Overcoming limits to breakthrough thinking

Often what passes for strategy is little more than incremental operational improvement that recycles old ideas. Dialogos has developed a methodology for generative strategy development that breaks through organizational constraints to uncover true potential—and create a collaborative environment that engages teams in new levels of thinking, creative direction, and coordinated execution.

There is a difference between recycling old thinking—and acting from clarity of purpose and alignment around a core set of intentions. Dialogos helps organizations develop a clear sense of identity and purpose, formulate the objectives that flow from these, and understand and make the strategic choices needed to succeed. The process begins by creating an environment where it is possible to think beyond the existing limitations, perceived or real. This involves overcoming blind spots, habits of thought and groupthink; as well as understanding the perceived risks and avoidance habits that keep people from seeing what is possible.

Our generative strategy methodology helps organizations learn to see true potential, beyond the self-imposed limits people often accept. The result is a collaborative environment in which new levels of thinking and creative direction can be perceived, understood and acted on.

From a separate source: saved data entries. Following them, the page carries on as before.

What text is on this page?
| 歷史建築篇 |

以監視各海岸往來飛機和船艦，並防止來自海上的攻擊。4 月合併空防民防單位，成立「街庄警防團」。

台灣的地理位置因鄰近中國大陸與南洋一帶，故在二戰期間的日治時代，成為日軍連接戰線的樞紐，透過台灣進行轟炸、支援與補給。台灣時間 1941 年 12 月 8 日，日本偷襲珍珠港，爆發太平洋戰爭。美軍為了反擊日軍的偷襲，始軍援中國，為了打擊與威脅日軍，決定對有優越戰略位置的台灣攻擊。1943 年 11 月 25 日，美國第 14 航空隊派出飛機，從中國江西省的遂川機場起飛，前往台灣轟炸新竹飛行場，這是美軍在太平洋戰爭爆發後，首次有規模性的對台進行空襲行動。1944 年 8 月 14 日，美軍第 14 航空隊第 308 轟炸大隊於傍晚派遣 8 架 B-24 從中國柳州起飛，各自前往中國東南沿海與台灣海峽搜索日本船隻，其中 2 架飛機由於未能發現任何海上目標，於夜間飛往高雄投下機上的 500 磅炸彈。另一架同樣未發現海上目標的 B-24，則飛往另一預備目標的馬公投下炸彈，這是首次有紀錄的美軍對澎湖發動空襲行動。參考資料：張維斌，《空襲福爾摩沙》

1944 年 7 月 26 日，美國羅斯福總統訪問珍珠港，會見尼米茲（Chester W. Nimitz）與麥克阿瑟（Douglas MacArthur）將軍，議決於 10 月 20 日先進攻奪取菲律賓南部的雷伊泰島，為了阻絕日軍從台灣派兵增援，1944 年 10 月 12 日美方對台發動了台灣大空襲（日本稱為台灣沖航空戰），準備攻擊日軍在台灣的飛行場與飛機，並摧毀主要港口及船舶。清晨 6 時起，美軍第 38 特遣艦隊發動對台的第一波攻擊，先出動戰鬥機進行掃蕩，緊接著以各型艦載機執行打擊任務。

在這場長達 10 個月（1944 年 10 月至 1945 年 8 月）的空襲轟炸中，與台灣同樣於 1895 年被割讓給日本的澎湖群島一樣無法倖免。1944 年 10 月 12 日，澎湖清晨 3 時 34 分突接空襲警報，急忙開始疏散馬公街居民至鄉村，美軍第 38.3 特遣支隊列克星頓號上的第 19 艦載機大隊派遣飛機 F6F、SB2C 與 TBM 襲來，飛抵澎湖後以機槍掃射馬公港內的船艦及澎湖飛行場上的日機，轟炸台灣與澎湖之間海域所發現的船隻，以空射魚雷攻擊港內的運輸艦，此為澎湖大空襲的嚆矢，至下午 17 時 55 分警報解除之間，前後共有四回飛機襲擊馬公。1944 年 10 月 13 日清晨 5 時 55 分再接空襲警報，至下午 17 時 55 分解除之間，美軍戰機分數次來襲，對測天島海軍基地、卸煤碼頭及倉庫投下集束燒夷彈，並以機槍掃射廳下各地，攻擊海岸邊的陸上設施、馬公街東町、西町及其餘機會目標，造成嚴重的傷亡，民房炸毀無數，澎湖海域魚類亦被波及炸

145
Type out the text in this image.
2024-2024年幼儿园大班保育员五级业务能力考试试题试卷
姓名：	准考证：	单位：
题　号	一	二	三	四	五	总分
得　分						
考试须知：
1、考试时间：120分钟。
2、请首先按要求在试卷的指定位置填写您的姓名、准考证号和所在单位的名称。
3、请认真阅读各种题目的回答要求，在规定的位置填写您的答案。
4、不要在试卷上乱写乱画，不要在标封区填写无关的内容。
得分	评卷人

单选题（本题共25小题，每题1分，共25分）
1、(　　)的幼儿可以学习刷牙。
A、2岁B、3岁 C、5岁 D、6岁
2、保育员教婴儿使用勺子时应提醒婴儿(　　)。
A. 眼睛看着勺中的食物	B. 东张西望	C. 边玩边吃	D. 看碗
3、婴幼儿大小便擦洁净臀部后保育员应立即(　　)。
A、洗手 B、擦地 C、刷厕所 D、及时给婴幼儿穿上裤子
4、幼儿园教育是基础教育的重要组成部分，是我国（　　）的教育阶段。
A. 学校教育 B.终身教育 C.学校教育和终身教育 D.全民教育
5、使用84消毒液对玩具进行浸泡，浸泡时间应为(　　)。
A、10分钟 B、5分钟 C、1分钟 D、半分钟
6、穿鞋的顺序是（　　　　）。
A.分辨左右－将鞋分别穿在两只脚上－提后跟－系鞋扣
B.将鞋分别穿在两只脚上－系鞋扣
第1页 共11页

Dialogos has developed a three-phased model for generative strategy development: the first phase places emphasis on building a core change team to accurately map the system dynamics and design a realistic strategy; this is followed by a phase of experimentation, prototyping, and collective capability building; and finally scaling, implementation, and replication. We help people avoid the common pitfalls in navigating change, such as initial under-investment, disregard for small experiments, or premature scaling efforts.

By developing a generative strategy with an organization’s senior leadership team—distributed across six countries—Dialogos was able to establish a coherent overall direction, align the leadership team across the region and build a shared language and set of mental models to encourage productive conversations and cross-sectoral thinking. Similarly, we helped a large US Federal agency to create a defined, transparent and collective process for making critical short- and long-term strategic choices that inform and drive the agency’s direction. By investing in a generative strategy, the agency was able to overcome a long-contentious management issue: how to give senior leadership across the agency distributed power and accountability—while also sharing centralized authority as one body.